Ainda assim, Filipe Melo entra na corrida com uma vantagem evidente: é o único dos candidatos que lidera a distrital há vários anos e aquele que mais diretamente pode reivindicar os resultados eleitorais alcançados pelo partido durante esse período.
O argumento da continuidade
Na apresentação da candidatura, Filipe Melo assumiu como prioridade a consolidação do trabalho desenvolvido ao longo dos últimos seis anos, defendendo um projeto assente na continuidade, responsabilidade e ambição política.
A equipa que o acompanha integra vários autarcas e dirigentes distritais, incluindo vereadores em Braga e Vila Nova de Famalicão, procurando demonstrar que continua a reunir apoio significativo dentro da estrutura.
Para os seus apoiantes, a principal questão destas eleições internas não é avaliar a existência de divergências – algo considerado normal em qualquer partido em crescimento – mas sim decidir quem possui a experiência e o conhecimento necessários para conduzir a estrutura num período politicamente exigente.

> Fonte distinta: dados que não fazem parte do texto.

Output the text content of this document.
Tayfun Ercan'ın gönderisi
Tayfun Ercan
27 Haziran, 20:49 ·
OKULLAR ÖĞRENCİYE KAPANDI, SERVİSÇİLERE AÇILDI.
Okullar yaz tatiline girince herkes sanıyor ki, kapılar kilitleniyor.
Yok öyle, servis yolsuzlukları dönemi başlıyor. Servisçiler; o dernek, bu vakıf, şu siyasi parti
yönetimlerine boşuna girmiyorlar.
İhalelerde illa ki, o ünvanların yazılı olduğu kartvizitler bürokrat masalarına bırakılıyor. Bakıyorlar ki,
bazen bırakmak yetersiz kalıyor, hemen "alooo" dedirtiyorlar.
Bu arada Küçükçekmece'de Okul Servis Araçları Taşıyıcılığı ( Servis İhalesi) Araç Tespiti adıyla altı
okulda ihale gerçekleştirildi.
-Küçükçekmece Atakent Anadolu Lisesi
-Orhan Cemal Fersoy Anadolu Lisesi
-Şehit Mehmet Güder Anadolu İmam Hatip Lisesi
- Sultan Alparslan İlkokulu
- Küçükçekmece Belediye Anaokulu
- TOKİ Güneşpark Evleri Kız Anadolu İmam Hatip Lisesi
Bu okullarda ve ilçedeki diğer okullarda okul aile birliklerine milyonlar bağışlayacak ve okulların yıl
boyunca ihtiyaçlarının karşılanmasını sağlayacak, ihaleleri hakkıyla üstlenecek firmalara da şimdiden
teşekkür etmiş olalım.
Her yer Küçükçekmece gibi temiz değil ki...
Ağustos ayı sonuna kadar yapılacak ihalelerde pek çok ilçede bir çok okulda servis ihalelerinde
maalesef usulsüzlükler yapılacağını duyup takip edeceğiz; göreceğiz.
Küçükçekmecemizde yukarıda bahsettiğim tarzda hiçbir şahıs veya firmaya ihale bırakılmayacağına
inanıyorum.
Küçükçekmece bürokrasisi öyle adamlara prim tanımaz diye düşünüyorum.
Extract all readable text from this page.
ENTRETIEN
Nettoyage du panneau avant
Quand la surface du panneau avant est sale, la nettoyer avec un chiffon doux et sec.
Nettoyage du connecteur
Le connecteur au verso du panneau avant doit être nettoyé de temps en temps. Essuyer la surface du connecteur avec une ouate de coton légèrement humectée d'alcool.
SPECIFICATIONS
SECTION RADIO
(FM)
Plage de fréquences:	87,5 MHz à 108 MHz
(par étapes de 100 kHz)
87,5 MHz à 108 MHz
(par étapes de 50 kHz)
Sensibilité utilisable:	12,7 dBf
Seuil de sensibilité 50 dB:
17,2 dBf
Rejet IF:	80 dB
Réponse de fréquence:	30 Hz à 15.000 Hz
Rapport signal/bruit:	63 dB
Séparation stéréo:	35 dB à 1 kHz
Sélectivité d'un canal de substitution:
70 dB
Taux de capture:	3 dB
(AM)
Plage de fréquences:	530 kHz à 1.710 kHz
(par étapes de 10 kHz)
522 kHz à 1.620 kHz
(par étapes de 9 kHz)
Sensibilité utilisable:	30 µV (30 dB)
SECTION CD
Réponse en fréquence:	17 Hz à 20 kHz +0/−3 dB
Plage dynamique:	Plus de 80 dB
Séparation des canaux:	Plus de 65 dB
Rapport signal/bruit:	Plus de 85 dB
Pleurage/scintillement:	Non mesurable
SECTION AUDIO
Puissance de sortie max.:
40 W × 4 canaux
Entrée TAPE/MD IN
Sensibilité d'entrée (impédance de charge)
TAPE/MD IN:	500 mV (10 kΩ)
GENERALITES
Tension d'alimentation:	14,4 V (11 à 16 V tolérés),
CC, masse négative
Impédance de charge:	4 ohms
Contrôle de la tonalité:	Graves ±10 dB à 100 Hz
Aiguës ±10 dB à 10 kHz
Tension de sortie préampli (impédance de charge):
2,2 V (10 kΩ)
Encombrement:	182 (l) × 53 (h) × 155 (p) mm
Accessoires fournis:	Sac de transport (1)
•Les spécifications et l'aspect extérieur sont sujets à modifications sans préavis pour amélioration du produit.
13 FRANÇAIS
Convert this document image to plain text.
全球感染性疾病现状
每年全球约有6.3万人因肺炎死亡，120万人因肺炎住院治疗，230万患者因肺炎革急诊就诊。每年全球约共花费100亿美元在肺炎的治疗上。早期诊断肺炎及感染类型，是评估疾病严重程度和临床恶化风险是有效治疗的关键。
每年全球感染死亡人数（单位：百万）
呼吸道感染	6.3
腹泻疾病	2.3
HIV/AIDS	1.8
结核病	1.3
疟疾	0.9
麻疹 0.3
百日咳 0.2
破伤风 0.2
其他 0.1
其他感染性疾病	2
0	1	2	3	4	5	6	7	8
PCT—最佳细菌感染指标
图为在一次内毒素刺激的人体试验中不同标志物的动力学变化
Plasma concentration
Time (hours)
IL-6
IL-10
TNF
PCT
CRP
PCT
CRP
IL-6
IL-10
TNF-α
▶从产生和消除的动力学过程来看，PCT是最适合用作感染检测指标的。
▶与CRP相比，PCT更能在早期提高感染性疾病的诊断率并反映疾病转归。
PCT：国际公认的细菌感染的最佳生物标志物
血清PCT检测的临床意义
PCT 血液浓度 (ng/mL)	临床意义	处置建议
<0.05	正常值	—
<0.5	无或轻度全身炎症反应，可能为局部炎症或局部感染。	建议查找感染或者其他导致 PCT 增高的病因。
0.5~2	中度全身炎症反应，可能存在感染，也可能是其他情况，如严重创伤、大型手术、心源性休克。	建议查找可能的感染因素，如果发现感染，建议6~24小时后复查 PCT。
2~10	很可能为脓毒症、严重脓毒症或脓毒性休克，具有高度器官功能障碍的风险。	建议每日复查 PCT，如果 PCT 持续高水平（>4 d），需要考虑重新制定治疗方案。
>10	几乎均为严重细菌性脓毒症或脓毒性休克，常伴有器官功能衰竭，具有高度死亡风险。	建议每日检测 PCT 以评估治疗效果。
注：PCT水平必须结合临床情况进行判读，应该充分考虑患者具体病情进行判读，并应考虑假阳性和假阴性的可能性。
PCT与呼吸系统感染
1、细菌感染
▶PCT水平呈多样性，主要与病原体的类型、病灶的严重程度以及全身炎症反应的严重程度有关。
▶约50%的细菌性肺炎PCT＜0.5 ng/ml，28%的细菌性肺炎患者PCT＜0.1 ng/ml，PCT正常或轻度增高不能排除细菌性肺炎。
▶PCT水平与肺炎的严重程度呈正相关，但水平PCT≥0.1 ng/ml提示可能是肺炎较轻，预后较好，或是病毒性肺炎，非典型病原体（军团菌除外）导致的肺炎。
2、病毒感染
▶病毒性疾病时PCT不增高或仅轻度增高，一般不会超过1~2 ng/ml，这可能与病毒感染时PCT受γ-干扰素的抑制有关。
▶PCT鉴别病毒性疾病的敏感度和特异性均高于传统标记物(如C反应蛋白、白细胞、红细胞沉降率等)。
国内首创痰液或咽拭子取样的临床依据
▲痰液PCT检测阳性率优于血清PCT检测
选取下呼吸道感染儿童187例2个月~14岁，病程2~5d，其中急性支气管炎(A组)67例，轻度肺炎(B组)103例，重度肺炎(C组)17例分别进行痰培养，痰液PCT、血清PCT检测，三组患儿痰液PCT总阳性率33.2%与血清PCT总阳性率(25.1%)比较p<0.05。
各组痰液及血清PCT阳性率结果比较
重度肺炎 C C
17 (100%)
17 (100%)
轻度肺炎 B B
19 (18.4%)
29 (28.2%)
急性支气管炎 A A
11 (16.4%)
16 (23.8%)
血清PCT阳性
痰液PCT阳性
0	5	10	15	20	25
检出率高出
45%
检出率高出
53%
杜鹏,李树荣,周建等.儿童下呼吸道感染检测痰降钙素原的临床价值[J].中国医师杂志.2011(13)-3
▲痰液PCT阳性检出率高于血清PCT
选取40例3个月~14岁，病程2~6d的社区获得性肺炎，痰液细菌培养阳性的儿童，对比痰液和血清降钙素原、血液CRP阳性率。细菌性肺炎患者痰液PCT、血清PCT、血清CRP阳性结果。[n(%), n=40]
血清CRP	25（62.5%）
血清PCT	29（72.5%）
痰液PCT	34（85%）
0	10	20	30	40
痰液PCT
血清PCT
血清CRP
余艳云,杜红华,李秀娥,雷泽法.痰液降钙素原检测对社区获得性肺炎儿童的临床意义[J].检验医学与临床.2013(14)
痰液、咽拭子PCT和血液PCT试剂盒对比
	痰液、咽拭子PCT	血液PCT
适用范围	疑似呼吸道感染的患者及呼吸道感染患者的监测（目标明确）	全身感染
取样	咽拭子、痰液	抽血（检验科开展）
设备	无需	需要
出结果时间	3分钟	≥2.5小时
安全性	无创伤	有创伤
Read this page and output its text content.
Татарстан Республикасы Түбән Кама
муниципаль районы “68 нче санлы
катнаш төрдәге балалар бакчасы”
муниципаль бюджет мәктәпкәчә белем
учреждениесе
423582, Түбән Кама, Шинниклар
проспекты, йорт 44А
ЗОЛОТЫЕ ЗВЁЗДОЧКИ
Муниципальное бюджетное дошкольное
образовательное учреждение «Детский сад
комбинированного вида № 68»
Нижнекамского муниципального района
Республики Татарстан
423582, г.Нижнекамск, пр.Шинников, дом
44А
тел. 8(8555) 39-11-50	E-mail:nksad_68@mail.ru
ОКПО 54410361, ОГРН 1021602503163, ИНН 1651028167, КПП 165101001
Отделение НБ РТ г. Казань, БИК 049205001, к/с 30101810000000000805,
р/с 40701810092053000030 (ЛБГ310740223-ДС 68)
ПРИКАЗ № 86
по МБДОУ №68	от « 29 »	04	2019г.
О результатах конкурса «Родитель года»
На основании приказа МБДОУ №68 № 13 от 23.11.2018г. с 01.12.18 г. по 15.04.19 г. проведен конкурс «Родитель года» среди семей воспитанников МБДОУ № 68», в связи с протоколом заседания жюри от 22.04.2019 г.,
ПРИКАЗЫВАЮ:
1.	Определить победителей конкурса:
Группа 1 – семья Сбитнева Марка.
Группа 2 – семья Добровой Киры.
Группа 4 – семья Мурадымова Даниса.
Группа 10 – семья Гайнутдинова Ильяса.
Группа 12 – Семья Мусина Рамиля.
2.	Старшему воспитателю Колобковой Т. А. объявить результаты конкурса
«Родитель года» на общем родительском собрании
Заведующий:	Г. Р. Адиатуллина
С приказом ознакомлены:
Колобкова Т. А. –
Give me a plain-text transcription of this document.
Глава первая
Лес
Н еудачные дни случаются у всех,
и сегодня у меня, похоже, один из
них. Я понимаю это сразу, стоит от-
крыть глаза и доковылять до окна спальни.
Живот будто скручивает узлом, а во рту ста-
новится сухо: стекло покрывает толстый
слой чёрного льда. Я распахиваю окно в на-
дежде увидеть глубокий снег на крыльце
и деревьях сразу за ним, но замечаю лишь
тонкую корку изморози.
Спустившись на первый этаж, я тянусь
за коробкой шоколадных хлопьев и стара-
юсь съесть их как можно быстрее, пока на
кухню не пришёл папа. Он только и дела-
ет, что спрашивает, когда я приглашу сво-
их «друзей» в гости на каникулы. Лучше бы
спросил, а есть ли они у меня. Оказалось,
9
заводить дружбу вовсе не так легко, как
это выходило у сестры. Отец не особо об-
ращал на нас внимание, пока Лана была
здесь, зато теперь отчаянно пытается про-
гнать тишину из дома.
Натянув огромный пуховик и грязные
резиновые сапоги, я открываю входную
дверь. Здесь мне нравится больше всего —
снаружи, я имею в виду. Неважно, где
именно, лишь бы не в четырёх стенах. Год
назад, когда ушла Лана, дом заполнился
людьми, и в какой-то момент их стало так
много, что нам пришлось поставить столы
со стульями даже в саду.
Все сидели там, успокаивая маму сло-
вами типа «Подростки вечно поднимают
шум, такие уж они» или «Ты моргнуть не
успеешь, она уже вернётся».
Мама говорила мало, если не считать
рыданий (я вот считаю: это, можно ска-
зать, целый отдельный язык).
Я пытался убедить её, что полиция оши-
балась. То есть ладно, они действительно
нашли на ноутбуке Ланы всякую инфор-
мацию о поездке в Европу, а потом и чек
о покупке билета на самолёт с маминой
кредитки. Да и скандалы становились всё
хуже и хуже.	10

Uma liderança sob pressão, mas longe de estar afastada
Apesar da contestação e das movimentações internas que marcaram as últimas semanas, Filipe Melo continua a ser uma das figuras mais influentes do CHEGA no Norte do país.
Deputado, vice-secretário da Mesa da Assembleia da República, vereador em Vila Verde e presidente da Distrital de Braga, o dirigente concentra atualmente um peso político que poucos quadros do partido possuem na região.
As próximas eleições distritais serão, por isso, mais do que uma simples escolha orgânica.
Representam um teste à capacidade de Filipe Melo transformar a contestação em legitimação renovada e demonstrar que continua a ser o dirigente capaz de unir uma estrutura que cresceu, ganhou influência e se tornou uma das mais relevantes do CHEGA a nível nacional.